Après les écoutes, le fichage

Centre des opérations de la National Security Agency américaine

Après l'affaire des écoutes électroniques illégales de citoyens américains révélée en décembre dernier, les activités de la National Security Agency (NSA), agence américaine responsable du renseignement électronique, placent de nouveau l'administration de George W. Bush dans l'embarras.

Le quotidien USA Today révèle que la National Security Agency s'est bâti une immense base de données à partir des relevés d'appels effectués en sol américain depuis le 11 septembre 2001.

Le quotidien USA Today a en effet révélé jeudi que la NSA avait fiché des millions d'appels faits en sol américain depuis le 11 septembre 2001, dans le cadre de la lutte contre le terrorisme. Ce programme n'implique pas d'écoutes ou d'enregistrements d'appels, mais plutôt la mise en place d'un registre des numéros composés lors d'appels locaux ou interurbains, personnels ou professionnels.

L'une des sources anonymes citées par le journal a estimé qu'il s'agissait de la plus grande base de données de ce genre jamais constituée dans le monde. « L'agence de renseignement utilise les informations pour analyser les schémas d'appels pour détecter une activité terroriste », ajoute le USA Today.

Même si la NSA n'a pas accès aux noms et aux adresses des correspondants téléphoniques, elle peut recouper les numéros avec d'autres bases de données pour les obtenir, souligne le USA Today.

Trois compagnies impliquées

La NSA a utilisé des données fournies par les compagnies AT&T, Verizon et BellSouth dans le cadre de sa collecte, rapporte le USA Today. Pour sa part, QWest a refusé de transmettre des relevés téléphoniques sans mandat judiciaire.

Aux États-Unis, la transmission illégale d'informations sur les appels téléphoniques peut entraîner des amendes graves pour les compagnies impliquées. Le porte-parole de la NSA, Don Weber, a déclaré que l'agence agissait dans le cadre de la loi.

En décembre dernier, le New York Times a révélé l'existence d'un programme d'écoute électronique d'appels des États-Unis à l'étranger par la NSA, sans mandat judiciaire. George W. Bush, qui avait autorisé ce programme en 2002, continue d'affirmer que ces écoutes sont légales et qu'elles se limitent aux appels faits à l'extérieur des États-Unis.

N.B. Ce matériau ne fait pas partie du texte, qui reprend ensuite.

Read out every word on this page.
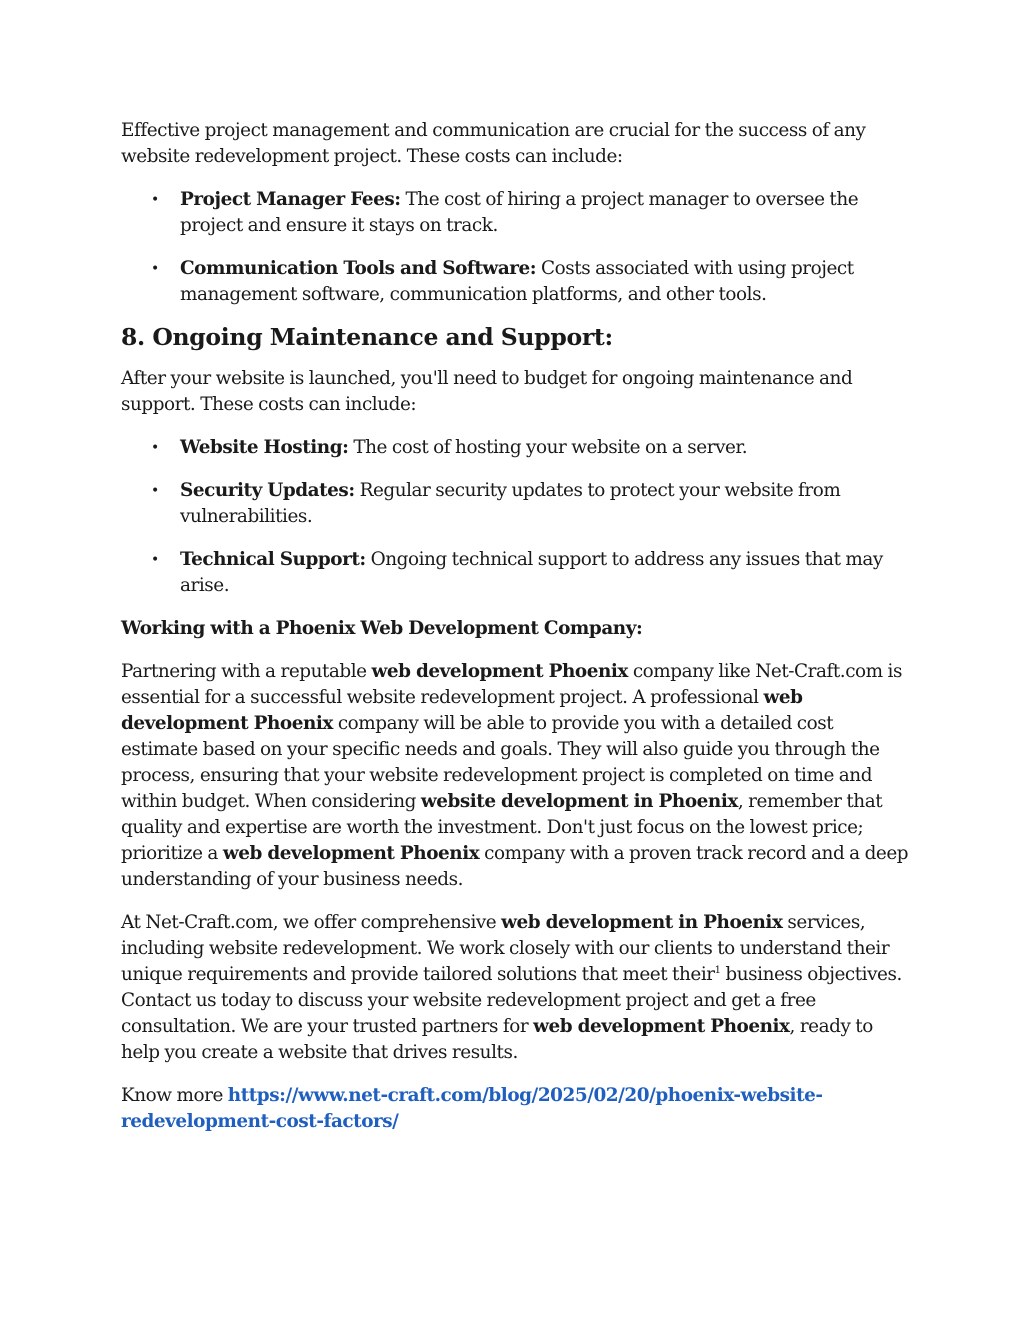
Effective project management and communication are crucial for the success of any website redevelopment project. These costs can include:

• Project Manager Fees: The cost of hiring a project manager to oversee the project and ensure it stays on track.
• Communication Tools and Software: Costs associated with using project management software, communication platforms, and other tools.
8. Ongoing Maintenance and Support:

After your website is launched, you'll need to budget for ongoing maintenance and support. These costs can include:

• Website Hosting: The cost of hosting your website on a server.
• Security Updates: Regular security updates to protect your website from vulnerabilities.
• Technical Support: Ongoing technical support to address any issues that may arise.
Working with a Phoenix Web Development Company:

Partnering with a reputable web development Phoenix company like Net-Craft.com is essential for a successful website redevelopment project. A professional web development Phoenix company will be able to provide you with a detailed cost estimate based on your specific needs and goals. They will also guide you through the process, ensuring that your website redevelopment project is completed on time and within budget. When considering website development in Phoenix, remember that quality and expertise are worth the investment. Don't just focus on the lowest price; prioritize a web development Phoenix company with a proven track record and a deep understanding of your business needs.

At Net-Craft.com, we offer comprehensive web development in Phoenix services, including website redevelopment. We work closely with our clients to understand their unique requirements and provide tailored solutions that meet their$^1$ business objectives. Contact us today to discuss your website redevelopment project and get a free consultation. We are your trusted partners for web development Phoenix, ready to help you create a website that drives results.

Know more https://www.net-craft.com/blog/2025/02/20/phoenix-website-redevelopment-cost-factors/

La vie privée est protégée, dit Bush

George W. Bush, président des États-Unis George W. Bush

Dans une déclaration télévisée, le président Bush a insisté sur le fait que les services de renseignement ne fouillaient pas la vie privée des citoyens, mais que leurs activités visaient spécifiquement Al-Qaïda et ses groupes affiliés. « La vie privée des Américains est protégée avec acharnement, a-t-il dit. Nous ne fouillons pas dans la vie personnelle de millions d'Américains innocents. »

La porte-parole adjointe de la Maison-Blanche, Dana Perino, a déploré ces fuites d'informations confidentielles, qui, selon elle, mettent en péril la sécurité nationale. « À chaque fois que des informations secrètes sensibles sont dévoilées, cela nuit à notre capacité de battre l'ennemi. Notre tâche la plus importante est de protéger les Américains contre de nouvelles attaques et nous le faisons en respectant les lois de notre pays », a affirmé Mme Perino.

Patrick Leahy, sénateur démocrate du Vermont Patrick Leahy

Toutefois, les sénateurs démocrates n'ont rien voulu entendre. Bill Nelson a réclamé une enquête parlementaire afin de savoir pourquoi les compagnies de téléphone ont transmis des relevés d'appels à la NSA. « Il faut qu'on sache ce que le gouvernement fait en espionnant des Américains », a de son côté déclaré, outré, le sénateur Patrick Leahy.

Chez les républicains, la réaction était mitigée. D'un côté, le leader républicain à la Chambre des représentants, John Boehner, s'est dit préoccupé par la situation et a demandé des explications, pendant que le sénateur Arlen Specter, président de la commission judiciaire de la chambre haute, annonçait qu'il convoquerait les compagnies de téléphone. De l'autre, le sénateur républicain John Cornyn a lancé un appel à la prudence, en rappelant que la sécurité des Américains était en jeu.

Michael Hayden sous les projecteurs

Michael Hayden, directeur désigné de la CIA Michael Hayden

Coïncidence, c'est le général Michael Hayden, choisi par le président Bush comme prochain directeur de la CIA, qui était à la tête de la NSA lorsque ce programme a été lancé.

M. Hayden attend d'être confirmé dans ses nouvelles fonctions par le Sénat.

Une rencontre qu'il devait avoir avec deux sénateurs républicains a par ailleurs été annulée, jeudi. La Maison-Blanche a toutefois indiqué que le processus de nomination suivrait son cours comme prévu.